Вадим встал из-за стола, нервным движением поправил галстук, тыльной стороной ладони вытер пот со лба.
— Если ты считаешь возможным...
— Да, считаю, Вадим! — поднялся Павел и оперся о край стола туго сжатыми кулаками. Егор, испытывая стыд и неловкость, метнулся на кухню. Выглянувшая оттуда Нина Анатольевна тут же исчезла; она знала: в такие минуты к Павлу не подступайся.— Ты гость, но ты мне и друг! — продолжал Павел, стоя напротив Вадима и продолжая смотреть ему в глаза.— Ты знаешь, я правду людям всегда говорил в лицо и этой своей привычке не изменил и теперь. Обстоятельства, о которых ты мне говоришь, не должны корёжить наши души, вытравлять совесть, превращать человека в тряпку!..
— Вот ты уже и до оскорблений дошел,— примирительно заговорил Бродов. Он отодвинул в угол комнаты стул, не спеша сел на него, положив руку на подоконник, и спокойным голосом позвал Лаптева-младшего:
— Егор, иди на поддержку! Твой отец тут меня заклюет.
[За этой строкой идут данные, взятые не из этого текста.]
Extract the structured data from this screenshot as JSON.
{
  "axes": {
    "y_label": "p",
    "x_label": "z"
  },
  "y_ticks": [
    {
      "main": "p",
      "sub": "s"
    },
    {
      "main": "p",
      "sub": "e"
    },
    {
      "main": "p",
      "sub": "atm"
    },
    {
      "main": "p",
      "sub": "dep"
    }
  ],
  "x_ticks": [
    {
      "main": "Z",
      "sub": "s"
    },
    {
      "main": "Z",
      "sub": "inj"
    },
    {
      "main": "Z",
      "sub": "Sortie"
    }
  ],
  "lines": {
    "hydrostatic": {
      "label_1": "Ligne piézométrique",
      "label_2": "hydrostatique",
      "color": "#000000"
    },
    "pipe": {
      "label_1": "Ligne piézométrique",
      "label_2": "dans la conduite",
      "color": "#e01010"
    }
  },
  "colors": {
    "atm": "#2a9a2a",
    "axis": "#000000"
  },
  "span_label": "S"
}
Егор вышел из кухни, сел на диван рядом с Бродовым, Павел кинул на сына быстрый незлобивый взгляд, но тотчас же перевел его на Бродова и твердым голосом продолжил:
— Если тебе, Вадим, доверили корабль, веди его по курсу, а не болтайся бесцельно на волнах. Если же впереди рифы или море взбунтовалось, крепче держи руль, зорче смотри вперед. А если коленки дрогнули— пиши: пропало дело. Так я понимаю государственную службу, Вадим. Чем выше вознесли человека, тем больше он мужества должен иметь. Гражданского мужества — понимаешь?..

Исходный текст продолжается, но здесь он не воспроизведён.